Aunque de familia humilde, dice, sus padres siempre procuraron tener lo necesario a sus hijos e hijas, en un hogar amoroso en que no existían diferencias afectivas.
Fui bienvenida- dice.
Los problemas se dieron fuera de la familia y empezaron- comenta- cuando decidió estudiar psicología, pues era una carrera no muy bien vista, y no existía en la oferta educativa de la Universidad de esos tiempos.

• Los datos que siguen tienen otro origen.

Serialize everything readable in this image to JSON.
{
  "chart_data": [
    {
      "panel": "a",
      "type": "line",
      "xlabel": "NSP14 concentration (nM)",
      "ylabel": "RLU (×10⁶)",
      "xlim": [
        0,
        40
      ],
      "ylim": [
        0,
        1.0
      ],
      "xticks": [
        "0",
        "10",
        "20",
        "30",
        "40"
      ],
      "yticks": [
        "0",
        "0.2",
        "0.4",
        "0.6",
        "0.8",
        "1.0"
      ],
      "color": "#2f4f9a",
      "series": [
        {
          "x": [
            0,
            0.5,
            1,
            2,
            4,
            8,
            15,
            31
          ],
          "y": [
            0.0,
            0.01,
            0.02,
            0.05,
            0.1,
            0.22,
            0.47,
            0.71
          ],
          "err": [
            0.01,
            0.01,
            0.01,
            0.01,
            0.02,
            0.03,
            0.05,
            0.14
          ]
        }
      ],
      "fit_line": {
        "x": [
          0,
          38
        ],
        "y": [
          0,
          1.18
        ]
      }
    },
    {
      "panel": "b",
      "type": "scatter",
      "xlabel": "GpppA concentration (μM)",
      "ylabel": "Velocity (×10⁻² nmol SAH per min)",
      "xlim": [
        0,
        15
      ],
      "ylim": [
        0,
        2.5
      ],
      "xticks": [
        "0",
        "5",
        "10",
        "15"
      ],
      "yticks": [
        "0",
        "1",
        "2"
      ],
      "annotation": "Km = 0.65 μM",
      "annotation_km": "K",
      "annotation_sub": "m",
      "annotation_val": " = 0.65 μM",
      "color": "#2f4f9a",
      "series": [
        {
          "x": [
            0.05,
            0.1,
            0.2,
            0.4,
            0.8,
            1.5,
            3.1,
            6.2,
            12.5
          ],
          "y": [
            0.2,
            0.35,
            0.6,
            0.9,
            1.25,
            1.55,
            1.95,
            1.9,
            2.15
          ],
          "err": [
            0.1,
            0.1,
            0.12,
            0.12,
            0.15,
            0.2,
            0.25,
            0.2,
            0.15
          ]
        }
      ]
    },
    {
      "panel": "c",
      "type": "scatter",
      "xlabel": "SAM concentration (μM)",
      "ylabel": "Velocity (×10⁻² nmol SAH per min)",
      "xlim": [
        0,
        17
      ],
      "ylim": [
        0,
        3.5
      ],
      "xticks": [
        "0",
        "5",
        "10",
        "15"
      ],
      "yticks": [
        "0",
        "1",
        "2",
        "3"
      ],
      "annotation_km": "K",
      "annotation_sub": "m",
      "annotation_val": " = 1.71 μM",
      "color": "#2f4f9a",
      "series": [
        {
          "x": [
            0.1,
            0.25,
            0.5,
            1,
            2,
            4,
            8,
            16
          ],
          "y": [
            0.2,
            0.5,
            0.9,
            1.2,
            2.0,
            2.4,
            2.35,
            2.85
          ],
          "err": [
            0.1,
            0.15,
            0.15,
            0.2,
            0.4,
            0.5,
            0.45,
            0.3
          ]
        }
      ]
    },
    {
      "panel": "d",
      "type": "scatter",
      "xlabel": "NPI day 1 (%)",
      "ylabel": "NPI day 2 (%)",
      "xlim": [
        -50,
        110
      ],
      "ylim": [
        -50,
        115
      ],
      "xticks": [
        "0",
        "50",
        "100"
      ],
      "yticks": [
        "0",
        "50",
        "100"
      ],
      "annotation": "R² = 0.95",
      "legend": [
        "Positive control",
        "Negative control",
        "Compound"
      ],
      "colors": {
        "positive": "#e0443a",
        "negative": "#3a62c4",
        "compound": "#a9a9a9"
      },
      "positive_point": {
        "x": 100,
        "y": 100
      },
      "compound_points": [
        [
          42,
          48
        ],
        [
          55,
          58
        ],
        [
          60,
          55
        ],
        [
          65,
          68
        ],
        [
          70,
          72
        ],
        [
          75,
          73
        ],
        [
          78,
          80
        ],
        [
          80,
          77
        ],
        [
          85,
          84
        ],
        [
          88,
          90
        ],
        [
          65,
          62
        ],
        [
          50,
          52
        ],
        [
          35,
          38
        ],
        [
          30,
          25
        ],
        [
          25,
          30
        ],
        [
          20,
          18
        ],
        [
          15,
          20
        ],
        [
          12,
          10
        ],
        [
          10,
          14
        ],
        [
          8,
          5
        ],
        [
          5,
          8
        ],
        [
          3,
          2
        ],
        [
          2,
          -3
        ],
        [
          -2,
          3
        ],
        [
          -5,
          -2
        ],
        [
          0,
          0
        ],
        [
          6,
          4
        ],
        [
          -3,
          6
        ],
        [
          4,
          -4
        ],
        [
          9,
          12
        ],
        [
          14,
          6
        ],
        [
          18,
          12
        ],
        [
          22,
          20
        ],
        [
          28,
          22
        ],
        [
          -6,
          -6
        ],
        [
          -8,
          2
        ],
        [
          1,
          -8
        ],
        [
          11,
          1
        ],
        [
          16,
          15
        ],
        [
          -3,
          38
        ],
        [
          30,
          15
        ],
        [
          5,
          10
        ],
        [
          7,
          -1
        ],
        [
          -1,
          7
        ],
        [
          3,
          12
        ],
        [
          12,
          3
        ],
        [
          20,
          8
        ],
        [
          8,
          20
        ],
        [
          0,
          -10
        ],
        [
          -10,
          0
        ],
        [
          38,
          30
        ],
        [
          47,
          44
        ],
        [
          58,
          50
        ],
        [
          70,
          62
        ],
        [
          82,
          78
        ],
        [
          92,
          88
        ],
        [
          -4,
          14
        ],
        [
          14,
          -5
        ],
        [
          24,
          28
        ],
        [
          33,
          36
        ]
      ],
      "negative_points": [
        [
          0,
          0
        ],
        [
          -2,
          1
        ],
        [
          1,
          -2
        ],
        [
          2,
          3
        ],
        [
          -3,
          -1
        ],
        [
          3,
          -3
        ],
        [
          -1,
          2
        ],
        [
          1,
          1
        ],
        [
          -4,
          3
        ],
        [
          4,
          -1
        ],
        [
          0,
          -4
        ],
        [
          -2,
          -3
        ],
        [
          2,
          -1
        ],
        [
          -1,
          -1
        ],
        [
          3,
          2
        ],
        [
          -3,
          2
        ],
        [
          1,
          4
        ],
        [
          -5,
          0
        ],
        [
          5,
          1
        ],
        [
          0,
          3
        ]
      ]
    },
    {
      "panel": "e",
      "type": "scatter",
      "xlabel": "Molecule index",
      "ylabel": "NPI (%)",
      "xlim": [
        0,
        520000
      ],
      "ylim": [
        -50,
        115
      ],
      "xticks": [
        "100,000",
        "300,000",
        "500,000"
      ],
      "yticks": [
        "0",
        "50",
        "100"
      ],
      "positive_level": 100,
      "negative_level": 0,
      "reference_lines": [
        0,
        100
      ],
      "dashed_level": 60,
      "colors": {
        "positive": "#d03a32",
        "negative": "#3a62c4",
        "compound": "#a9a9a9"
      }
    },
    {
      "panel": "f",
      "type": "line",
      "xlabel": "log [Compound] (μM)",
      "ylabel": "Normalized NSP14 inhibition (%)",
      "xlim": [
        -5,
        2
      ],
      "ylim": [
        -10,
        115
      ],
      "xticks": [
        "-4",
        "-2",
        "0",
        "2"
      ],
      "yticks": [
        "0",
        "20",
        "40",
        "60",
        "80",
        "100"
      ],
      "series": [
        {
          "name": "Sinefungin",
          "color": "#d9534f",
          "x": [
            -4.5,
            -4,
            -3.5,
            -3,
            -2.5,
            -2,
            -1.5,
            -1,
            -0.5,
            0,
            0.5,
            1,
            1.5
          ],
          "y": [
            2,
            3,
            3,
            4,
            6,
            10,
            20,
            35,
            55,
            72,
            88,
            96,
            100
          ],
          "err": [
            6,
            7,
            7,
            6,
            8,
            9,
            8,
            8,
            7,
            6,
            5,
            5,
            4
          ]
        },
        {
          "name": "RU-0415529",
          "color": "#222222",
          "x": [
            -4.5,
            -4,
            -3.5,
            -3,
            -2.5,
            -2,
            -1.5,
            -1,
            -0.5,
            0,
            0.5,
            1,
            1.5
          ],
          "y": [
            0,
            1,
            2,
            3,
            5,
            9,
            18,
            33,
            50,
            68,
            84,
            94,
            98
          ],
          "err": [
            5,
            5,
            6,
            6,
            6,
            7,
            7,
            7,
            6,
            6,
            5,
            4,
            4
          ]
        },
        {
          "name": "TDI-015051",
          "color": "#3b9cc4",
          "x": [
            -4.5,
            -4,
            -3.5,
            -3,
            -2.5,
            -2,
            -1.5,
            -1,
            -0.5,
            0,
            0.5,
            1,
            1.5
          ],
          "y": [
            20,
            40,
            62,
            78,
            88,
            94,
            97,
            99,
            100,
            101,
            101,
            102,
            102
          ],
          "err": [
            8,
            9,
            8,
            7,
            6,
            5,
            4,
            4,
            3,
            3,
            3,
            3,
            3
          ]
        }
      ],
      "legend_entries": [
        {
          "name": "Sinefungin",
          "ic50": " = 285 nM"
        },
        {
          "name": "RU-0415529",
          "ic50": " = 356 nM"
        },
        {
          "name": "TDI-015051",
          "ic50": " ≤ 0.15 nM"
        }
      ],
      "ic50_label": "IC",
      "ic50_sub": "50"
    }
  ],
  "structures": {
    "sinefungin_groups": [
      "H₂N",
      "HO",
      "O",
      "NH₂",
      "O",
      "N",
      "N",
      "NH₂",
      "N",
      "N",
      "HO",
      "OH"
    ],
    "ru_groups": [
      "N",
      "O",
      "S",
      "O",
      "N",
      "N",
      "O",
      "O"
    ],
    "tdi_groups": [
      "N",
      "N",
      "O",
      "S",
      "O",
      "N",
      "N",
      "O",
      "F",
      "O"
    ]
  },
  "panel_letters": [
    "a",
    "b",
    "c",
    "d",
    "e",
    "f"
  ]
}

Hubo quien se burló de su elección- recuerda- diciéndole que iba a ser una pepsicóloga o loquera, pero aún así continuó con su anhelo y en el cumplimiento de ese sueño, se inscribió en una institución educativa que impartía la carrea y que estaba incorporada a la UNAM.
Al hacer su servicio social- relata- la discriminación de género s hizo presente, pues la dependencia donde lo hizo ,exigía que fuera un hombre quien ocupara su puesto. Gracias a su sfuerzo logró ser aceptada.
Aquello fue más allá-añade- pues se abrió una plaza y ésta fue para un varón.
La cultura era machista y aunque aún quedan vestigios de aquellas conductas, la sociedad ha cambiado.
Hace 36 años- dice- la invitaron a formar parte de la planta docente y desde entonces ha escalado diversos puestos en la facultad de Psicología, desde capacitadora de docentes supervisores, secretaría académica y directora.Siendo hasta hoy, la única mujer en llegar tan alto en esa institución.
Mi Alma Mater siempre ha sido la Universidad Autónoma de Nuevo León- dice enfática y llena de certeza.
Ella fue la organizadora del Primer Congreso Internacional de Psicología al que- como reyes magos- científicos del mundo acudieron a impartir sus conocimientos, para beneplácito de docentes y alumnos que pudieron aprender en forma presencial de personajes que sólo veían en la bibliografía de la época.
Bella Aurora habla, sus palabras, sus consejos, su experiencia de vida, llegan a un público juvenil ávido de ejemplos vivos de lucha y tenacidad, por eso organizaron el ciclo de conferencias “Mujeres sobresalientes en la sociedad regiomontana”.
Por eso también reconocieron a Tatiana Clouthier, a la artista pintora y maestra de arte María Luisa Villalón, y a María Eugenia Llamas “La tucita”.
Bella Aurora termina su intervención los aplausos llegan como tormenta inacabable, el eco los replica, de pronto paran.
La maestra Irma Fernández Tovar es la encargada de entregarle un reconocimiento, le gana el sentimiento, pero respira hondo y recobra valor. Lee el mensaje impreso con letras de oro, de afecto y agradecimiento por el legado que ha dejado al alumnado de Psicología, que le envía el director de la escuela Mtro. José Armando Peña.
Estoy muy emocionada de ser yo quien te entregue este reconocimiento. Mi amiga, mi compañera de batalla- expresa.
Bella Aurora sólo sonríe, su humildad y sencillez le impiden caminar el sendero de la egolatría. Luego sale del auditorio y por los hermosos jardines de la escuela vemos caminar a su despacho a la única maestra emérita de la Facultad de Psicología.
A ella, quien inspiró a un rector a decir que ha contribuido de manera excepcional para que sus educandos valoren la riqueza del conocimiento, el gozo del autoaprendizaje y la trascendencia del pensamiento libre, crítico, reflexivo, creativo y solidario.
Su imagen se pierde en las escaleras del edificio central, la tarde cae y la claridad del cielo nos promete tiempos mejores.